Gaming

Modifying my Arcade1Up Part Five – A quick fix

A small update while I’m waiting for the rest of my parts…

After getting the controls up and running with the RetroPie and Arcade1Up cabinet I’ve spent quite a few hours “testing” games and seeing how it all holds up at this stage. And for the most part I’ve been pretty happy. I even got Robotron working with two joysticks… thank you MAME custom settings! 🙂

It was during this time that I started noticing issues with the player one joystick not always working in the down direction. Further investigation using the jstest tool from RetroPie’s command line confirmed something was seriously wrong as down wasn’t always registering. A lot of things could have been the cause here including:

  • The USB controller board might have been faulty,
  • The cable from controller board to the joystick had faulty connections,
  • The controller board driver in the RetroPie had issues,
  • The joystick was somehow broken.
Looks like a joystick, sounds like a broken axle.

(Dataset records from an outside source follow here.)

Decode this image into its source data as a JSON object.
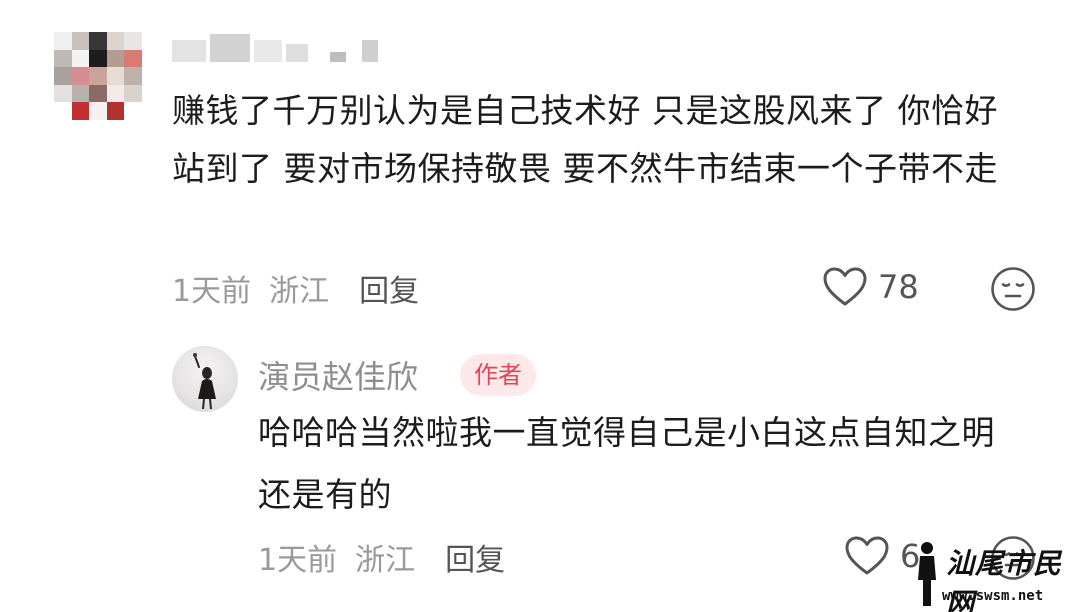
{
  "comment": {
    "text": "赚钱了千万别认为是自己技术好 只是这股风来了 你恰好站到了 要对市场保持敬畏 要不然牛市结束一个子带不走",
    "time": "1天前",
    "location": "浙江",
    "reply_label": "回复",
    "likes": "78",
    "avatar_icon": "pixelated-avatar-icon",
    "username_blurred": true
  },
  "reply": {
    "author": "演员赵佳欣",
    "badge": "作者",
    "badge_color": "#e64456",
    "text": "哈哈哈当然啦我一直觉得自己是小白这点自知之明还是有的",
    "time": "1天前",
    "location": "浙江",
    "reply_label": "回复",
    "likes": "6"
  },
  "icons": {
    "like": "heart-outline-icon",
    "emoji": "neutral-face-icon"
  },
  "watermark": {
    "title": "汕尾市民网",
    "url": "www.swsm.net"
  }
}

When I first purchased them the joysticks had suffered a few bumps during their time in the mail and I noticed the connector pins on one had been bent enough they required straightening. I was concerned early on that any internal connections to those pins may have been broken as a result.

Turned out though the problem was a little more obvious: one of the microswitches was faulty. You could tell when moving down that the click for the down movement was not as solid as it was for the other directions. The joysticks I ordered online were constructed in a way where I couldn’t remove the faulty component (something you can apparently do with more expensive models) so I was back to eBay again ordering a full replacement.

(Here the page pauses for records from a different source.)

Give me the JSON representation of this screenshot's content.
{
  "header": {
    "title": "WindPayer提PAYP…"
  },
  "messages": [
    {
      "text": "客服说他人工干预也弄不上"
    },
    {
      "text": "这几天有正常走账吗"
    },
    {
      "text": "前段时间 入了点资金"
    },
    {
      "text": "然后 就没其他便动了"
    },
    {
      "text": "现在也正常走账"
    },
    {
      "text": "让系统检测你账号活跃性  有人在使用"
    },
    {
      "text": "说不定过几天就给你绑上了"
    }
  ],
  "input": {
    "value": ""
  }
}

Easy to use but difficult (for me) to repair.

Thanks to the randomness of importing from overseas I received the replacement joystick before I got the rest of the parts to finish off the speakers. A quick swap of player one and the joystick and it’s back working again. I will say that I am using cheap joysticks here as part of my “project”. Sanwa brand sticks are considered the best of the best but are double the price and may require a little more skill in wiring up which is a skill I still need to learn.